Der FREI DAY ist ein Lernformat von Schule im Aufbruch.

Der FREI DAY kommt nach Baden-Württemberg!

Zum Schuljahr 2023/24 kommt der FREI DAY nach Baden-Württemberg, die Regionakoordination übernimmt Anja Engerer. Sie hat selbst langjährige Erfahrungen als Pädagogin und kennt die Schwierigkeit, die Vision guten Lernens mit den realen Bedingungen zusammenzubringen. Im FREI DAY sieht sie das Potenzial, dieser Vision einen wichtigen Schritt näher zu kommen.

Liebe Anja, herzlich Willkommen im Schule im Aufbruch-Team! Stell dich doch mal vor.

Ich bin Anja Engerer, 50 Jahre alt und lebe seit 1991 im schönen Freiburg, wo ich nach einem sozialen Jahr Lehramt für Grund- und Hauptschule mit den Fächern Deutsch und Sachunterricht an der Pädagogischen Hochschule studierte. 
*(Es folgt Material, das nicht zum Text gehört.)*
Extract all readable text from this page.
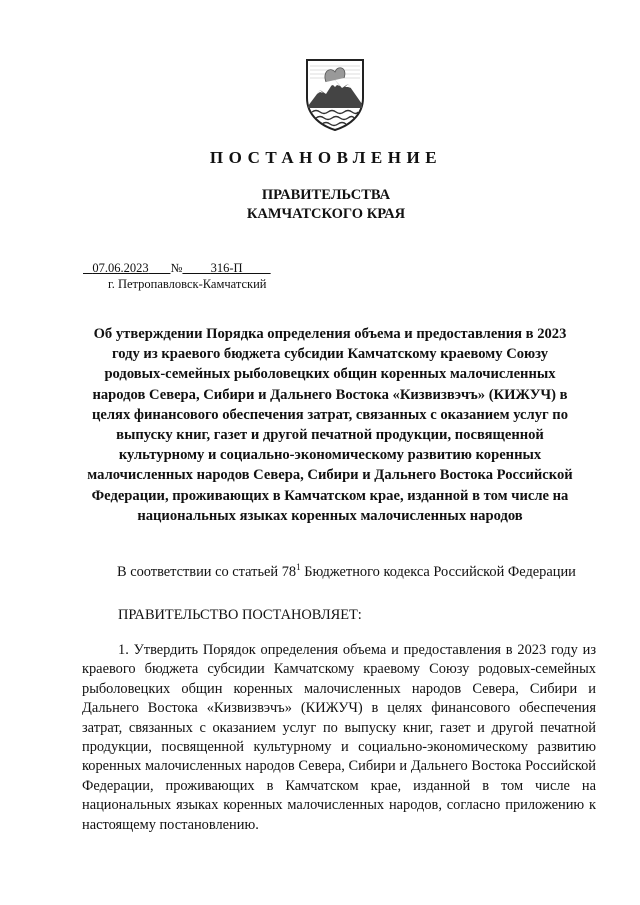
ПОСТАНОВЛЕНИЕ
ПРАВИТЕЛЬСТВА
КАМЧАТСКОГО КРАЯ
07.06.2023 № 316-П
г. Петропавловск-Камчатский
Об утверждении Порядка определения объема и предоставления в 2023 году из краевого бюджета субсидии Камчатскому краевому Союзу родовых-семейных рыболовецких общин коренных малочисленных народов Севера, Сибири и Дальнего Востока «Кизвизвэчъ» (КИЖУЧ) в целях финансового обеспечения затрат, связанных с оказанием услуг по выпуску книг, газет и другой печатной продукции, посвященной культурному и социально-экономическому развитию коренных малочисленных народов Севера, Сибири и Дальнего Востока Российской Федерации, проживающих в Камчатском крае, изданной в том числе на национальных языках коренных малочисленных народов
В соответствии со статьей $78^1$ Бюджетного кодекса Российской Федерации
ПРАВИТЕЛЬСТВО ПОСТАНОВЛЯЕТ:
1. Утвердить Порядок определения объема и предоставления в 2023 году из краевого бюджета субсидии Камчатскому краевому Союзу родовых-семейных рыболовецких общин коренных малочисленных народов Севера, Сибири и Дальнего Востока «Кизвизвэчъ» (КИЖУЧ) в целях финансового обеспечения затрат, связанных с оказанием услуг по выпуску книг, газет и другой печатной продукции, посвященной культурному и социально-экономическому развитию коренных малочисленных народов Севера, Сибири и Дальнего Востока Российской Федерации, проживающих в Камчатском крае, изданной в том числе на национальных языках коренных малочисленных народов, согласно приложению к настоящему постановлению.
Und wie bist du von deiner Arbeit als Lehrerin zu Schule im Aufbruch gekommen?

Ich interessierte mich schon während meines Lehramt-Studiums an der PH Freiburg für alternative Schul- und Lernformen und engagierte mich in alternativen Wohn- Kultur und Politikzusammenhängen

Durch die langjährige Mitarbeit in einer freien demokratischen Schule hatte ich die glückliche Möglichkeit, mich auf eine spannende Entwicklungsreise hin zu freiem Lernen, Begegnung auf Augenhöhe und einer auf Selbstbestimmung und Respekt ausgerichteten Bildung in einem selbstverwalteten Projekt zu begeben. Von dort zu der Vision von Schule im Aufbruch ist es gar nicht so weit. Und dann habe ich mich noch einmal umorientiert.

Erzähl!

Nach 16 Jahren und einer mich sehr bewegenden Weiterbildung zur systemischen Beraterin und Familientherapeutin wollte ich auch gerne mit Menschen in anderen Lebenssituationen arbeiten: Kinder und Jugendliche in einem kreativen Lernprojekt begleiten, deren Biografie oft von Beziehungsabbrüchen, negativen Erfahrungen mit Schule, Erwachsenen oder schwierigen Lebensbedingungen geprägt war – denn auch und ganz besonders in solch schwierigen Lebenssituationen braucht es eine vertrauensvolle Begleitung mit Blick auf Stärken, Selbstbestimmung und Lösungskompetenzen der Menschen.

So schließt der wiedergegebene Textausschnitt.